With spring in full force, and the days staying sunny for longer, residents of the Okanagan Valley are getting outside and getting active.
Mountain biking, climbing, hiking, soccer, baseball—around here the possibilities are nearly endless. These activities, unfortunately, may come with some degree of risk of fracture.
While not wanting to dampen your spirits, I wish to provide some education regarding what a fracture is, what to expect with healing, and what can be done to speed you towards recovery and back to your sport and hobbies.
A fracture is a break in the bone, or of the cartilage on the surface of the bone. It occurs when the stress placed upon it is a greater force than the bone can absorb, such as in the case of a trauma, or when there is overuse creating a stress fracture.
Stress fractures, unlike those created by a one-time high force, are often the result of a too-sudden increase of intensity or overall amount of a physical activity or a change in environment (such as switching to running on a harder surface).

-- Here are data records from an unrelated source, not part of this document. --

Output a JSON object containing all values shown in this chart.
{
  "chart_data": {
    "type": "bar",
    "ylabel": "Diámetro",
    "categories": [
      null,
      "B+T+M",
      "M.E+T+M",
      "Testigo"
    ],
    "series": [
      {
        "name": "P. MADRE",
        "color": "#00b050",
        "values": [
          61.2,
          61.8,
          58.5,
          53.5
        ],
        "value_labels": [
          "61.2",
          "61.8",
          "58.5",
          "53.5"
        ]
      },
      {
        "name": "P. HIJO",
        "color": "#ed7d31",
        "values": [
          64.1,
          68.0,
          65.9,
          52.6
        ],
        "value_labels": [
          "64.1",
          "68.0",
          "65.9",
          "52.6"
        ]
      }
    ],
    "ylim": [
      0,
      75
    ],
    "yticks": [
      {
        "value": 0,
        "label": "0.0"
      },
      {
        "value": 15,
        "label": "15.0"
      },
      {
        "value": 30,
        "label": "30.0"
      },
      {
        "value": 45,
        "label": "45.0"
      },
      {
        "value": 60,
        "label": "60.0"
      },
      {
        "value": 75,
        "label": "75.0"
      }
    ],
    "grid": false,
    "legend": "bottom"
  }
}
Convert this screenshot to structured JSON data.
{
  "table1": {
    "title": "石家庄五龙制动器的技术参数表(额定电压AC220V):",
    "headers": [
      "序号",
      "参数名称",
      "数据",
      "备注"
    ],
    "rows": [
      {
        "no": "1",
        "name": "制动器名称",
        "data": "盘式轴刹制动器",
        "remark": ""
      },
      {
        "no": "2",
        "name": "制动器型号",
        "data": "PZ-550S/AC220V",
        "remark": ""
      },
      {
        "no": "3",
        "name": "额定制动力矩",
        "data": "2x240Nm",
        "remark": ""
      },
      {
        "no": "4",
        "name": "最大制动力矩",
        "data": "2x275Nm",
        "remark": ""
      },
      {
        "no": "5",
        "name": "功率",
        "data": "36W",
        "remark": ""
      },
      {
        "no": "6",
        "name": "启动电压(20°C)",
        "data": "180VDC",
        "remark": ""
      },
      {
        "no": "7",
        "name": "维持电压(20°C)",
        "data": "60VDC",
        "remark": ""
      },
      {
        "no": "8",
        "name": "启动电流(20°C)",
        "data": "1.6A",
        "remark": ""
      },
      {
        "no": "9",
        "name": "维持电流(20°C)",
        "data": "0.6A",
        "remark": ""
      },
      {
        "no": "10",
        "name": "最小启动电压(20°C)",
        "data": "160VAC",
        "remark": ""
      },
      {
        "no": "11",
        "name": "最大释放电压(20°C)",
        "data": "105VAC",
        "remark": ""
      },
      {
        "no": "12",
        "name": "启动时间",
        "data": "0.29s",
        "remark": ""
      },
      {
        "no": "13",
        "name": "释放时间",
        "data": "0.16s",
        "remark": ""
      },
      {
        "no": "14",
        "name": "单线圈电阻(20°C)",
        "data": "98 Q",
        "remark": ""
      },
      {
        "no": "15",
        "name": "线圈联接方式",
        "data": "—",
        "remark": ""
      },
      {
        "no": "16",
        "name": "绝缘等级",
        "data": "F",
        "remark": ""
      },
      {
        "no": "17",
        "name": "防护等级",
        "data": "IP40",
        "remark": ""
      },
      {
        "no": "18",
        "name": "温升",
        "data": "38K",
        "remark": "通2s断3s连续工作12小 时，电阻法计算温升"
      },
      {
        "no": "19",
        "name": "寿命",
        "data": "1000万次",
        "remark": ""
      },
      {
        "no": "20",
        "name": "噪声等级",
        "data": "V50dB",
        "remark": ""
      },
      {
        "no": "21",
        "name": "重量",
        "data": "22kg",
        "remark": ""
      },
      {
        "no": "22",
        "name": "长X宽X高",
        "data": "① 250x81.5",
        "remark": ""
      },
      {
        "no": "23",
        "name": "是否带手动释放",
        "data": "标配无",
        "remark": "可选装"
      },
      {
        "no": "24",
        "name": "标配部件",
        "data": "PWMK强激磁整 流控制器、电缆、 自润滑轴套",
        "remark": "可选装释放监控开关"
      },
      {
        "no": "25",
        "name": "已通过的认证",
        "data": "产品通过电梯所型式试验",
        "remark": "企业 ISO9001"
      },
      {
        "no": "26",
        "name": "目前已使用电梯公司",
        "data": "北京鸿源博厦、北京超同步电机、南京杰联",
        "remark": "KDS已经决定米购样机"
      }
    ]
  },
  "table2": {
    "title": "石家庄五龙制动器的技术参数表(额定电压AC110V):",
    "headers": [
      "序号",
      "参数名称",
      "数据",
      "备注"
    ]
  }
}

There are different classifications of fractures depending on certain characteristics. Some of these are the location within the bone, if it is complete or incomplete, if the fragments are displaced or aligned, if it is open (breaks the skin) or closed, among other descriptors.
It is diagnosed by x-ray and set, or ‘reduced,’ by a doctor.
In more severe cases, the bone needs to be reduced surgically, and hardware such as pins, plates, or rods, may be required.
After the fracture has been reduced, to align the ends, immobilization is needed. The injury is often immobilized in a cast, or sometimes a boot for the foot and ankle, for approximately four to six weeks. Sometimes this duration can be longer, depending on healing.
Healing time varies with different people, and different situations. Age, fracture location, type of injury and any presence of complications are some of the factors that affect how long it takes for the break to heal. It can range from a couple weeks in young, healthy children, to months in older adults.
With most cases, the soft tissue (such as muscles, tendons, ligaments) is also damaged to some extent.
While immobilization is necessary for proper healing of the bone, it does come with some downsides. Scar tissue formation can occur in the injured soft tissue, muscle atrophy results from disuse, and contractures may develop.
Typically after coming out of a cast there is:
• Reduced range of motion of the joints
• Decreased flexibility of muscles
• Muscle weakness, decreased endurance, and decreased bulk
When your doctor has indicated that there has been sufficient healing, as seen on a follow-up x-ray and removal of the cast, it is important to move and use the body part to help further the healing and to help with the symptoms listed above.
Stretch the muscles, move the joint, and use the body part for functional tasks as pain allows.
If unsure whether you are ready to start, ask your health care provider. Seeking therapy or specific therapeutic exercises can help speed up the process of getting stronger and more mobile.
Therapy may include any combination of the following, depending on your injury:
• Joint mobilizations
• Soft tissue mobilizations
• Manual stretching techniques
• Home exercises
• Modalities—machines such as ultrasound, low level laser, paraffin wax bath, or current for example.
As with any injury, prevention is preferable over reaction.
Some of the risk factors to breaking a bone include low bone mineral density (such as with osteopenia, osteoporosis), weakness of surrounding muscles, overtraining, poor balance or mobility contributing to falls risk.
If concerned about these risk factors, speak to your health care provider regarding exercises and activities to improve balance, muscle strength, and maintain or improve bone strength, or about your diet and nutrition.